Shirley v. Oregon Lumber Co.

56 F. Supp. 341 | D. Or. | 1939

McCOLLOCH, District Judge.

This trial was held without a jury to determine whether there was fraud “in the consideration” of the release.1

Plaintiff was badly injured, in a logging accident on April 11, 1934. He sustained a severe pelvic fracture and a ruptured urethra. The fracture has healed, but the stricture, caused by the scar tissue, following the repair of the ruptured urethra, will permanently call for attention at intervals. In 1938 a further major operation was necessary on account of the damage to the urethra, and such may become again necessary.

Plaintiff’s hospital and surgical expenses following the accident, were paid by the National Hospital Association, and compensation at the rate payable by the State was paid by defendant’s insurer, Pacific Indemnity Company, until March, 1935, totaling $689.78. In March, 1935, acting on the advice of defendant’s medical consultant, Dr. Eugene Rockey, defendant’s insurer settled with plaintiff in full, paying him the sum of $1,800. Dr. Rockey was, at the time, also chief medical consultant for the Oregon State Industrial Accident Commission, and it was his opinion that plaintiff had a permanent partial disability equal 'to 75% of the loss of one leg. This, under the Oregon Statute and regulations, would have entitled plaintiff, had he been a State case, to a final settlement of $1,650.

I find the utmost good faith on the part of defendant’s insurers in making the final settlement with plaintiff, and I do not feel that there was fraud in the taking of the first release, which was given at the hospital the day after plaintiff’s operation, although I share defendant counsel’s feeling that this was too brief a time after the serious shock of the accident and surgery to be asking plaintiff to elect between his right to sue or to take compensation. The later release, given nearly a year later, when plaintiff was in full possession of his mental faculties, amounted, it seems to me, to a ratification of the earlier release, and eliminates from the case all legal doubts as to the earlier release.

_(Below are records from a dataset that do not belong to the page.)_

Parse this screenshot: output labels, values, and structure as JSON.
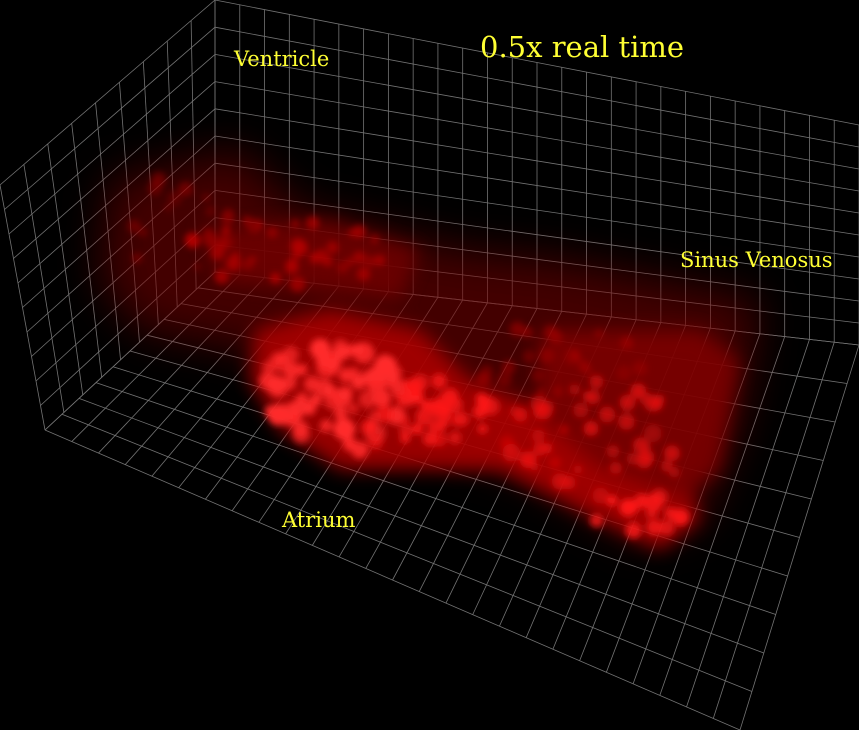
{
  "overlay": {
    "playback_speed": "0.5x real time",
    "text_color": "#ffff33"
  },
  "labels": {
    "ventricle": "Ventricle",
    "sinus_venosus": "Sinus Venosus",
    "atrium": "Atrium"
  },
  "volume": {
    "background": "#000000",
    "grid_color": "#9a9a9a",
    "signal_color": "#ff1010"
  }
}
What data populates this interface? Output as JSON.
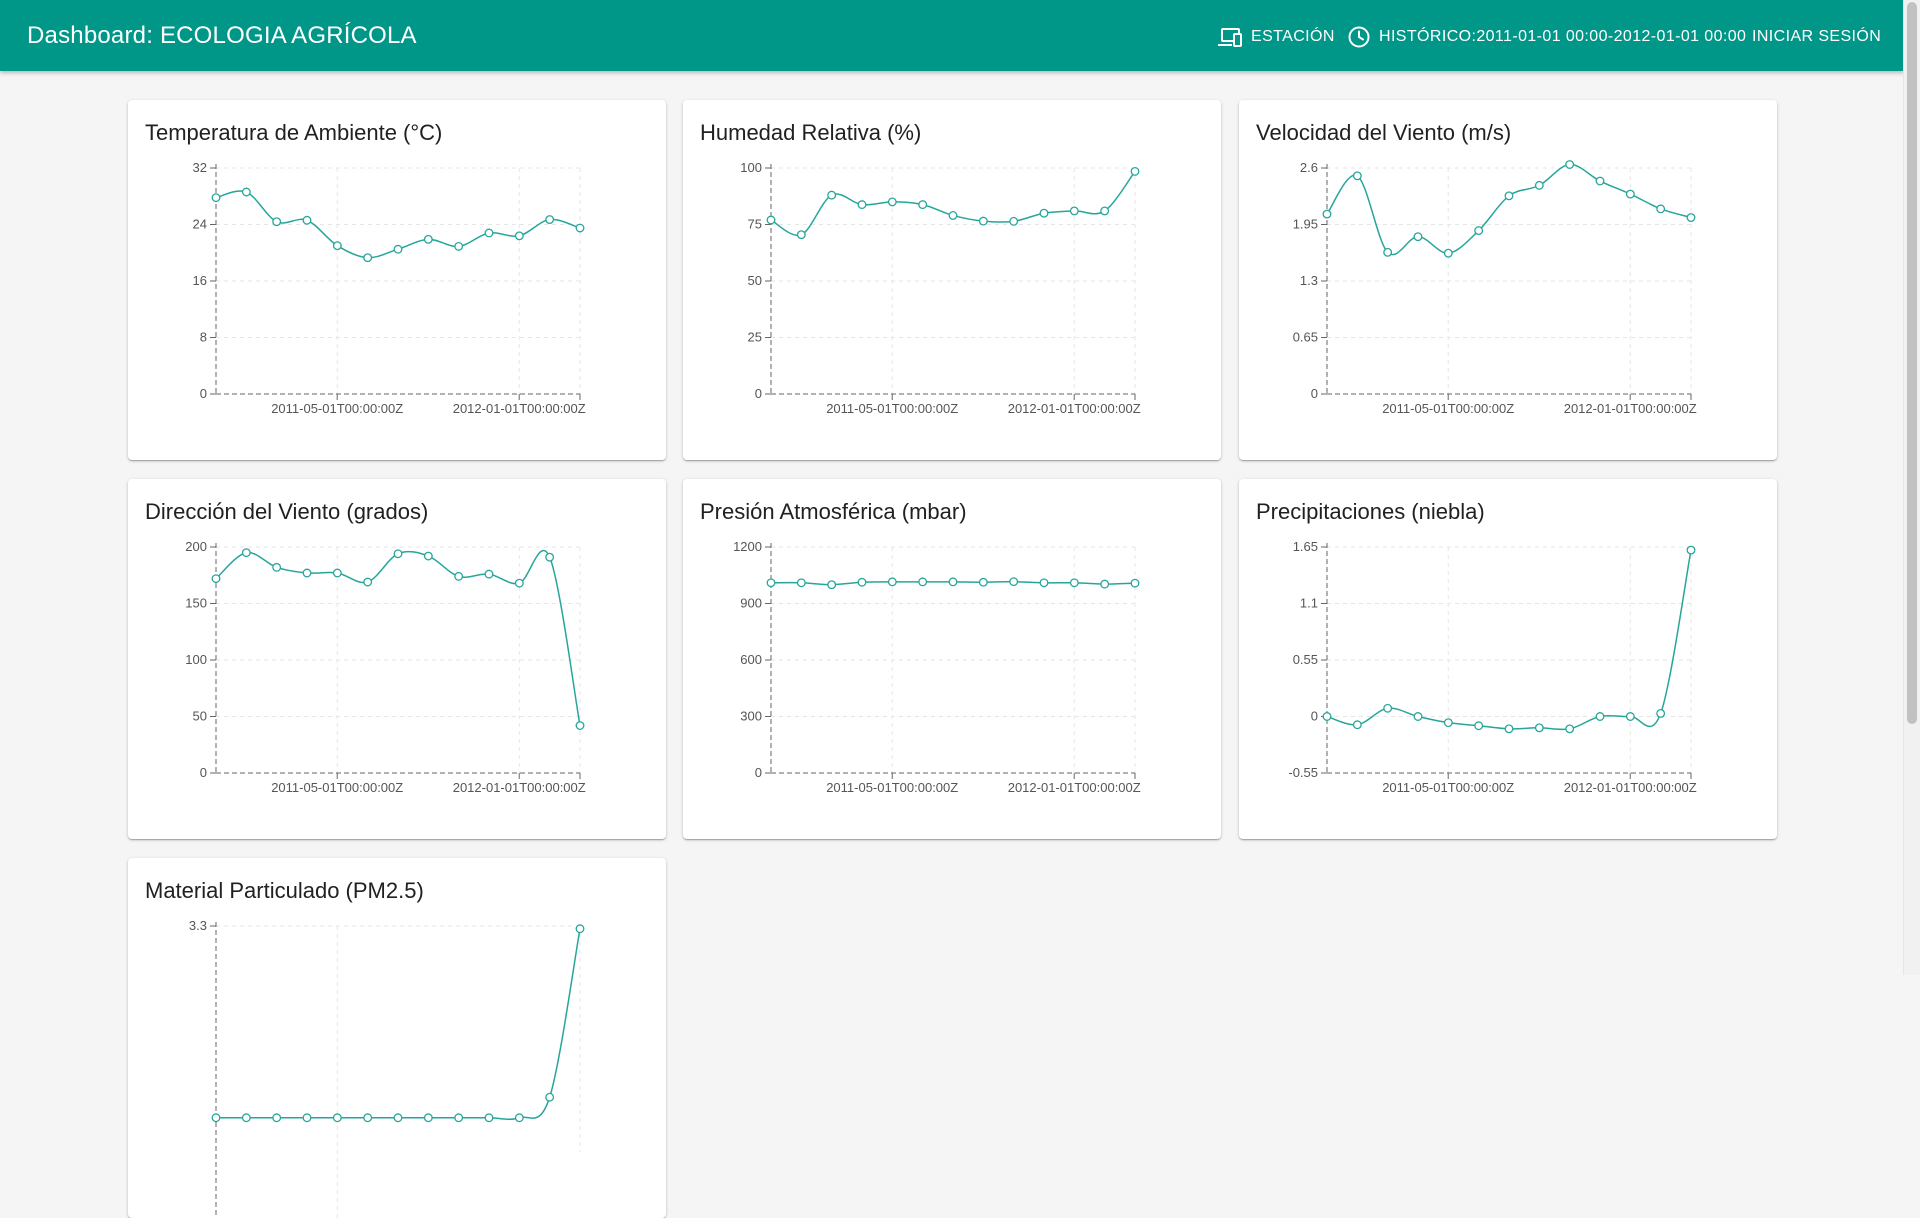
{
  "app": {
    "title": "Dashboard: ECOLOGIA AGRÍCOLA",
    "nav": {
      "station_label": "ESTACIÓN",
      "history_label": "HISTÓRICO:2011-01-01 00:00-2012-01-01 00:00",
      "login_label": "INICIAR SESIÓN"
    }
  },
  "colors": {
    "appbar": "#009688",
    "series": "#26a69a"
  },
  "icons": {
    "station": "devices-icon",
    "history": "clock-icon"
  },
  "charts": [
    {
      "title": "Temperatura de Ambiente (°C)",
      "chart_data": {
        "type": "line",
        "x_ticks": [
          "2011-05-01T00:00:00Z",
          "2012-01-01T00:00:00Z"
        ],
        "y_ticks": [
          "0",
          "8",
          "16",
          "24",
          "32"
        ],
        "ylim": [
          0,
          32
        ],
        "values": [
          27.8,
          28.6,
          24.4,
          24.6,
          21.0,
          19.3,
          20.5,
          21.9,
          20.9,
          22.8,
          22.4,
          24.7,
          23.5
        ]
      }
    },
    {
      "title": "Humedad Relativa (%)",
      "chart_data": {
        "type": "line",
        "x_ticks": [
          "2011-05-01T00:00:00Z",
          "2012-01-01T00:00:00Z"
        ],
        "y_ticks": [
          "0",
          "25",
          "50",
          "75",
          "100"
        ],
        "ylim": [
          0,
          100
        ],
        "values": [
          77.0,
          70.5,
          88.0,
          83.8,
          85.0,
          83.8,
          79.0,
          76.5,
          76.4,
          80.0,
          81.0,
          81.0,
          98.5
        ]
      }
    },
    {
      "title": "Velocidad del Viento (m/s)",
      "chart_data": {
        "type": "line",
        "x_ticks": [
          "2011-05-01T00:00:00Z",
          "2012-01-01T00:00:00Z"
        ],
        "y_ticks": [
          "0",
          "0.65",
          "1.3",
          "1.95",
          "2.6"
        ],
        "ylim": [
          0,
          2.6
        ],
        "values": [
          2.07,
          2.51,
          1.63,
          1.81,
          1.62,
          1.88,
          2.28,
          2.4,
          2.64,
          2.45,
          2.3,
          2.13,
          2.03
        ]
      }
    },
    {
      "title": "Dirección del Viento (grados)",
      "chart_data": {
        "type": "line",
        "x_ticks": [
          "2011-05-01T00:00:00Z",
          "2012-01-01T00:00:00Z"
        ],
        "y_ticks": [
          "0",
          "50",
          "100",
          "150",
          "200"
        ],
        "ylim": [
          0,
          200
        ],
        "values": [
          172,
          195,
          182,
          177,
          177,
          169,
          194,
          192,
          174,
          176,
          168,
          191,
          42
        ]
      }
    },
    {
      "title": "Presión Atmosférica (mbar)",
      "chart_data": {
        "type": "line",
        "x_ticks": [
          "2011-05-01T00:00:00Z",
          "2012-01-01T00:00:00Z"
        ],
        "y_ticks": [
          "0",
          "300",
          "600",
          "900",
          "1200"
        ],
        "ylim": [
          0,
          1200
        ],
        "values": [
          1010,
          1010,
          1000,
          1013,
          1015,
          1015,
          1015,
          1013,
          1016,
          1010,
          1010,
          1003,
          1008
        ]
      }
    },
    {
      "title": "Precipitaciones (niebla)",
      "chart_data": {
        "type": "line",
        "x_ticks": [
          "2011-05-01T00:00:00Z",
          "2012-01-01T00:00:00Z"
        ],
        "y_ticks": [
          "-0.55",
          "0",
          "0.55",
          "1.1",
          "1.65"
        ],
        "ylim": [
          -0.55,
          1.65
        ],
        "values": [
          0.0,
          -0.08,
          0.08,
          0.0,
          -0.06,
          -0.09,
          -0.12,
          -0.11,
          -0.12,
          0.0,
          0.0,
          0.03,
          1.62
        ]
      }
    },
    {
      "title": "Material Particulado (PM2.5)",
      "chart_data": {
        "type": "line",
        "x_ticks": [],
        "y_ticks": [
          "3.3"
        ],
        "ylim": [
          0,
          3.3
        ],
        "values": [
          0.5,
          0.5,
          0.5,
          0.5,
          0.5,
          0.5,
          0.5,
          0.5,
          0.5,
          0.5,
          0.5,
          0.8,
          3.26
        ]
      }
    }
  ]
}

I am unable to accept plaintiff’s view that the form of compensation insurance involved here is against public policy, and therefore void. When Oregon’s Compensation Act was enacted in 1913, Laws Or. 1913, c. 112, the legislature had the choice of (1) a compulsory act, (2) an act similar to the California law, whereby insurance is permitted under the act, or (3) the State fund plan, contributed to jointly by employer and employees with options to employer and employee in every case as to coming under the act. The latter plan was adopted, and has never been changed. An employer may reject the Act, as here, because the Act says he can do so, and I know of no reason why, having availed himself of the privilege of rejection, the employer cannot carry insurance providing for compensation benefits to the employer’s injured men on the same basis as an award by the State. After an injury, acceptance of the benefits of this type of insurance is optional with the injured employee, and where he elects to accept the benefits of insurance, as here, the only question, it seems to me, is whether that election was freely and understanding^ made. That it was so made in this case I have no doubt.

In Hollingsworth v. General Petroleum Corporation of California, D.C., 26 F.Supp. 917, it was held that fraud “in the consideration” was properly triable without a jury.